Now, because I sold another copy of SKYBAND 12 (Killius’s nakedness sells, can you believe it?), I guess I should go back to drawing chapter 13. As I need to alternate sitting at the laptop, typing, and some other position, it’s just perfect! I’ll prepare the sheets and start the pencils ASAP. Having less writing planned this year, hopefully I’ll manage to finish the darn graphic novel. Then we’ll see…
Writers links – this week Kris Rusch’s round-up of links, including Patricia Cornwell suing her accounting firm and business manager because she couldn’t bother her pretty head with business matters. Poor Pat. Not feeling sad for her. I also hate finances – and DayJob is at a bank… – but this doesn’t mean I’ll let a stranger handle my own… I hate the business part of indie publishing (love everything else because I’m a control freak, haha), but I still handle it myself.

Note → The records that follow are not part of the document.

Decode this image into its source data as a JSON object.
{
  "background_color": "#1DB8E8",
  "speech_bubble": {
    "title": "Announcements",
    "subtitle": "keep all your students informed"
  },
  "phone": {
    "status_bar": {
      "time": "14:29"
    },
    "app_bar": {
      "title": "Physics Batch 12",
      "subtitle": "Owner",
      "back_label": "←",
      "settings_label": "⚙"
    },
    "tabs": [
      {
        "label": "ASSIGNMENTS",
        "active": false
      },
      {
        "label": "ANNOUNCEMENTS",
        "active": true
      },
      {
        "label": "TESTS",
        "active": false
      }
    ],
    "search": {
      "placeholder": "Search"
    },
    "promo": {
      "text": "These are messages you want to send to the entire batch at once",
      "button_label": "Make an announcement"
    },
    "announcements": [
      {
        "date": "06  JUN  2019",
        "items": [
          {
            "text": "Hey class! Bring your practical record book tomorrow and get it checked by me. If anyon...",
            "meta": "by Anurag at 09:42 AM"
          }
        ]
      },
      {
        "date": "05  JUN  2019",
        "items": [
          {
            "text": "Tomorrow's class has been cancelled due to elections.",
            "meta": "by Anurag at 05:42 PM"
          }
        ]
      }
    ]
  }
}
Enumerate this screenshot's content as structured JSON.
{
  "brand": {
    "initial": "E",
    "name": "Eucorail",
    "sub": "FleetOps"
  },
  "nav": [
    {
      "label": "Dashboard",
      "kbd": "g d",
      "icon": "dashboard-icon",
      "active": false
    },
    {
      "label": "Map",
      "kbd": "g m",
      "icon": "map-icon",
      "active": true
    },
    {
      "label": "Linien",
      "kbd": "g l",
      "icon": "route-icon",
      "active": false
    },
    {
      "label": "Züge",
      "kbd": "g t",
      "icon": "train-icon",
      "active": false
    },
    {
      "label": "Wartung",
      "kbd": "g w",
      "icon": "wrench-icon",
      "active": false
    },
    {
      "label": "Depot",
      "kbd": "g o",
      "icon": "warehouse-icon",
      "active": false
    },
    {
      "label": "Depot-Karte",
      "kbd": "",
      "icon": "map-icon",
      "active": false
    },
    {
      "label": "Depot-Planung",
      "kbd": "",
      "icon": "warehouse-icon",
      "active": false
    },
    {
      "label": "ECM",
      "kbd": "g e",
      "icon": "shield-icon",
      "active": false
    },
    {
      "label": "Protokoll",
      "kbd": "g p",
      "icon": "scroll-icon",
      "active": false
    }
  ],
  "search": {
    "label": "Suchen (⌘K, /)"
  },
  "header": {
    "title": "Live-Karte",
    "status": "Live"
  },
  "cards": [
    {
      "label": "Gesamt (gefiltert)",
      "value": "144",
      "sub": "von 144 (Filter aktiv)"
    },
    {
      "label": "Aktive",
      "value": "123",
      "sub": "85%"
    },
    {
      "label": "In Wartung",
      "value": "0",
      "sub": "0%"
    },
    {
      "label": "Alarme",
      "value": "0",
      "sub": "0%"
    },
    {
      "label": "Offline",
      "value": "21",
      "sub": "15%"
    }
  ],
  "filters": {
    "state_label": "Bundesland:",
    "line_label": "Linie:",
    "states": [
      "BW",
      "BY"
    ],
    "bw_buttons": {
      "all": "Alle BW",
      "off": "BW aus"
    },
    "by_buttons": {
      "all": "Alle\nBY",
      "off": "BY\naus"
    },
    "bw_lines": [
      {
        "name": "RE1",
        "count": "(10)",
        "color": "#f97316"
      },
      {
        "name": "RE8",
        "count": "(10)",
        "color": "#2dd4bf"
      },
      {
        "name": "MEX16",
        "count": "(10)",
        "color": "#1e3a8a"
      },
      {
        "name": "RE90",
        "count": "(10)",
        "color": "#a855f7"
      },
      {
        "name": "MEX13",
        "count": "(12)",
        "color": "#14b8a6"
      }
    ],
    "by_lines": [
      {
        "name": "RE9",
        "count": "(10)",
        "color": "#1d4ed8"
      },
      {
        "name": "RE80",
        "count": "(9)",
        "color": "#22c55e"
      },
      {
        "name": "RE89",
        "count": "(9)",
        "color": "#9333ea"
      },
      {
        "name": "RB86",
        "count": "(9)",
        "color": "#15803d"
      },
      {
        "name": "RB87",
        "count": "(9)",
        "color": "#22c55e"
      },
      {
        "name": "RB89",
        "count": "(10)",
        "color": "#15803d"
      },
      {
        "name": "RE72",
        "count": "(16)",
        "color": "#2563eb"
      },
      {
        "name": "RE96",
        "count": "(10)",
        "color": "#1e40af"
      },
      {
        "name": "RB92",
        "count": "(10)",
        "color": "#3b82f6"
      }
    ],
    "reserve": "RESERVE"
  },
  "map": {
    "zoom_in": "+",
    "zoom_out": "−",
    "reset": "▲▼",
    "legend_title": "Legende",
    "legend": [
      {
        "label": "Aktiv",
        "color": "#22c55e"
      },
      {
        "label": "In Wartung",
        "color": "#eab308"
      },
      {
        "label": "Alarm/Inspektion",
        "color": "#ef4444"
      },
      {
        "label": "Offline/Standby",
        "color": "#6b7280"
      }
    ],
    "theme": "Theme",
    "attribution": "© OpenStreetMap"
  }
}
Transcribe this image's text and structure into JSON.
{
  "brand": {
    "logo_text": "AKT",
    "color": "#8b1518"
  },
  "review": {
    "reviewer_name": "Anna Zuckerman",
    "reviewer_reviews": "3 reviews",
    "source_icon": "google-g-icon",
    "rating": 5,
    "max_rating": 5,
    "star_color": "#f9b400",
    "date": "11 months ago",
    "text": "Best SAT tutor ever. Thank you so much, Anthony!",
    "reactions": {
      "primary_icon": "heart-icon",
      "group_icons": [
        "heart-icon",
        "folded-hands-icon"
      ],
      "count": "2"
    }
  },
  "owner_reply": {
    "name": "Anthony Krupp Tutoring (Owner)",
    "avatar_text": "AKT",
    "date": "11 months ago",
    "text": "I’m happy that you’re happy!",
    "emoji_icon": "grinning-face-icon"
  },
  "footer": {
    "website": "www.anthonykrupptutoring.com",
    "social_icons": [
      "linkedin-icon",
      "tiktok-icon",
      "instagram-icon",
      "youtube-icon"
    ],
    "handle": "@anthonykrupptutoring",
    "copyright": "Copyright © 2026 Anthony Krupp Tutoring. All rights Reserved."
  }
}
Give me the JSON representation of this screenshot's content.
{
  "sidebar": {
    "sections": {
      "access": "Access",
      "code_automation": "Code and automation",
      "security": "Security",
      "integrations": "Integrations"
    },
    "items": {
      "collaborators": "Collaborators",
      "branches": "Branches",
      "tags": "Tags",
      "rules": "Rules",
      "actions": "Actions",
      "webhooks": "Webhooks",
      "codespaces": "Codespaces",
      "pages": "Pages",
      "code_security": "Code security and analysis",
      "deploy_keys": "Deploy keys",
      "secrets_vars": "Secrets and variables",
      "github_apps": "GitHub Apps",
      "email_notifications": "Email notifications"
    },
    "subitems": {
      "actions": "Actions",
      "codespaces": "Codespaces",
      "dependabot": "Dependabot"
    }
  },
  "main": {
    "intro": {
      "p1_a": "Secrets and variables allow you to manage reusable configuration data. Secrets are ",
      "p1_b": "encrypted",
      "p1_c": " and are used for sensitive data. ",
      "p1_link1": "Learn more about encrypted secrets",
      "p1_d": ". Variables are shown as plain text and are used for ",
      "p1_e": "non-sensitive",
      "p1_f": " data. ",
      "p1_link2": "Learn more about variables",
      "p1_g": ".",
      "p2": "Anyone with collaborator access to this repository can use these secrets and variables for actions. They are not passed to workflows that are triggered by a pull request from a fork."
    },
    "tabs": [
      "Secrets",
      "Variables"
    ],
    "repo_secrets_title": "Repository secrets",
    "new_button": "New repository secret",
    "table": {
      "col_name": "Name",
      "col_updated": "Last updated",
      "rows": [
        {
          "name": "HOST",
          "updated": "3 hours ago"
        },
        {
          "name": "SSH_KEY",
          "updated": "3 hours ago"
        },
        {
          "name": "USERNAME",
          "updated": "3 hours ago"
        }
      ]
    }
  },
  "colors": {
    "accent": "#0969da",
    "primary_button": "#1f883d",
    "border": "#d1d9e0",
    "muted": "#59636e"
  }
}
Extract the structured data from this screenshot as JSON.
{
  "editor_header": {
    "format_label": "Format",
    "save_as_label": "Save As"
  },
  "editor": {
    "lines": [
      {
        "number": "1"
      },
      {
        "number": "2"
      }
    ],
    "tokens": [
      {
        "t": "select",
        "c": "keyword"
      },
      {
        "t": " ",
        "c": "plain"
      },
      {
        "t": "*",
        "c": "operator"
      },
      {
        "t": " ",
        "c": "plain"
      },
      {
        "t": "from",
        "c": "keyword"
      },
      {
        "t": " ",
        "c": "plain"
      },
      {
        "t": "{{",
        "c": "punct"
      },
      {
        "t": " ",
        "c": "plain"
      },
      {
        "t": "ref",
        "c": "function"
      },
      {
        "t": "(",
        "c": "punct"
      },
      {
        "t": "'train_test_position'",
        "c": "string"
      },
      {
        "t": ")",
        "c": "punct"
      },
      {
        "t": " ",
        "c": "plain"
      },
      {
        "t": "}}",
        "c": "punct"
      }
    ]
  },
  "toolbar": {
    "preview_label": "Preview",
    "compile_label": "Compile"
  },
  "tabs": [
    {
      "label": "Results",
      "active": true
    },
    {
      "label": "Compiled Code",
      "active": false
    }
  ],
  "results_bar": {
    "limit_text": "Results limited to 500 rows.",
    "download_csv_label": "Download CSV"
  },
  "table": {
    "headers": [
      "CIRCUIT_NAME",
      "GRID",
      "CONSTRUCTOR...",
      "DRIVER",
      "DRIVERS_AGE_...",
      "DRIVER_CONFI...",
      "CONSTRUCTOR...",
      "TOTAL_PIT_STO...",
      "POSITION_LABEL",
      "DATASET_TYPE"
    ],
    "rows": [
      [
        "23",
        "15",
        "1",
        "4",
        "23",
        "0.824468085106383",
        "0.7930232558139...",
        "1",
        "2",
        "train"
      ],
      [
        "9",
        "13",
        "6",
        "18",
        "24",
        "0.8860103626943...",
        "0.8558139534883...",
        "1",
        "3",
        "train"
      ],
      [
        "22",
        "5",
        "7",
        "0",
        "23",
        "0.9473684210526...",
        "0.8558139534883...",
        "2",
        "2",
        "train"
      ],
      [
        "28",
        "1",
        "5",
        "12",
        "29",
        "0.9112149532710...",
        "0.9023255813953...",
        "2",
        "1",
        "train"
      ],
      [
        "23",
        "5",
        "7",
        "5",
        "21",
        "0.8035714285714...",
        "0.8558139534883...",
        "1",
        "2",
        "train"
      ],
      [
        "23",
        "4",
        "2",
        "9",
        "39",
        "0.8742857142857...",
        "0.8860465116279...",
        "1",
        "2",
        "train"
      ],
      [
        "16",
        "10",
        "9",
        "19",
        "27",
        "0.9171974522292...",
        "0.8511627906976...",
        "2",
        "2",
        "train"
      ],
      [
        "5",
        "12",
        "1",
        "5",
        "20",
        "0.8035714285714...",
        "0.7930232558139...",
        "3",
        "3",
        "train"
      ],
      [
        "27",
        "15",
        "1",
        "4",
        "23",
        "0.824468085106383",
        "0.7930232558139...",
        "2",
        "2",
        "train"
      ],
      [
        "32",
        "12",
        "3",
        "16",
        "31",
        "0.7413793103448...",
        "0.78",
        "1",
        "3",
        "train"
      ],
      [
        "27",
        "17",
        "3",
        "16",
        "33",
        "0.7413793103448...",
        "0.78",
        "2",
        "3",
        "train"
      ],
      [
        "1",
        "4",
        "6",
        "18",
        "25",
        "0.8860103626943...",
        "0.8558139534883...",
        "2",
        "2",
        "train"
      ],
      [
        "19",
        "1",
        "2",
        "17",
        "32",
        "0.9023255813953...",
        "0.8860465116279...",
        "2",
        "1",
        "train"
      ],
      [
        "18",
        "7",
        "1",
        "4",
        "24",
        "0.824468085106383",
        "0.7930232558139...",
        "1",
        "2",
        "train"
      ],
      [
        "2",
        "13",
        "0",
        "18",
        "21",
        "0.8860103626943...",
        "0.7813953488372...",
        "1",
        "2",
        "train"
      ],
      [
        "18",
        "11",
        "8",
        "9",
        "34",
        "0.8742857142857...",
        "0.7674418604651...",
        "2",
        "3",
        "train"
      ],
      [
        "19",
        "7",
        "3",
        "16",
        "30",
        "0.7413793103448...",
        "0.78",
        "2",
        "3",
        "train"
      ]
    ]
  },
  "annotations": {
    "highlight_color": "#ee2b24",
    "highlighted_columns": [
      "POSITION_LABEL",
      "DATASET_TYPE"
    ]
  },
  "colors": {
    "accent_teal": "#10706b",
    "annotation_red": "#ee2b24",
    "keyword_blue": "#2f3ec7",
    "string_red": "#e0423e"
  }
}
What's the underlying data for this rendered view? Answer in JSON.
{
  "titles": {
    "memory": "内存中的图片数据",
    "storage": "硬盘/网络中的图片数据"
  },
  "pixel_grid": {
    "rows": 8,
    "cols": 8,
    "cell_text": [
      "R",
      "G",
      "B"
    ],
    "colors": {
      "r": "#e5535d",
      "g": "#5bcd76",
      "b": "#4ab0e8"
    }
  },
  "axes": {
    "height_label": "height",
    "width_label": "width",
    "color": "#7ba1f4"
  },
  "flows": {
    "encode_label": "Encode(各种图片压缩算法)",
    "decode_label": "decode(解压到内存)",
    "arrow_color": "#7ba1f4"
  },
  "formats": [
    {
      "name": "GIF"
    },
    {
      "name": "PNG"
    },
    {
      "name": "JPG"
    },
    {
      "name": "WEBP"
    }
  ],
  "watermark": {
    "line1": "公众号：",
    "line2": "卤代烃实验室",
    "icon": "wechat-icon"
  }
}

And I don’t believe in the “ability to write is dependent upon the ability to avoid distractions. A quiet, uninterrupted environment, free of the distractions of managing her business and her assets, including her investments, is essential to her ability to write and to meet her deadlines.” My friend (who just turned 30 – another generation, sigh!) suggested I write a “how to” book on motivation for writing, but I can’t help you there, because I never needed a motivation. Okay, maybe I grew up with less distractions (read: no internet) so I disciplined myself to write, but I always wrote full stories.
Then in the 1990s I started meeting writers who never finished their stories because they wanted them to be perfect. They can’t be perfect if you don’t tell them all – you can’t see what needs changed and what’s fine if you don’t write it all down. And then on Goodreads someone started a thread on the death of the novel as we know it and someone else complained that you can’t be prolific because you’d write crap – to this I say “Wrong! The more you write, the faster you become!” I’m this prolific precisely because I never stopped writing new stories. And I always poured them out as fast as I could. And yes, the first 10 to 20 years of writing were pure crap, but they allowed me to grow as a writer and be able to be what I am today!
So prolific doesn’t mean you write crap. And yes, I write shorter-than-traditional-publishers-guidelines novels (Star Minds might reach 100.000 words when I combine the 3 books), that’s why I’m glad to be indie. But then, I’m prolific to the point that my aforementioned friend (who is also the one who calls me control-freak) says I’m not human. I am – I just don’t have a human life, because I’d rather stay in and write than waste time meeting people. Nobody is as interesting as my characters, LOL! Besides, I’m a megalomaniac, and I like being a creative goddess with rights of life or death on her creatures…
Dean Wesley Smith on counting numbers – you’ve read my post about my numbers. I’m not whining, even if sometimes I despair I’ll quit DayJob, but then, I already adjusted my expectations. Originally I thought it would be a 5 years plan, but both Dean and Kris are right, it’s more like 10 years. I’ll be very happy if by 2015 I’ll cover all the expenses (at this time I’m way in the red, if I didn’t have DayJob to pay the bills, I’d probably have to quit).
That’s why when I’ve been contacted by a translator I had to turn him down. I cannot afford him at the moment as I’m giving all my money to beloved editors *waves at them – you know who you are!*, but if you’d like to try to break into the German and Spanish markets, please e-mail me and I’ll put you in contact with him. I’m keeping his address for when I’ll be able to afford a translator – while I wonder how much market there is for fantasy books in Germany and Spain, LOL! He seems to be a nice guy with competitive rates, so if you want his name, just drop me a line!
Two more links and that’s all for the week – John Scalzi on the state of a genre title in 2013 and what authors want (re: traditionally published writer turning self-published). Now back to writing and wishing you all a wonderful week!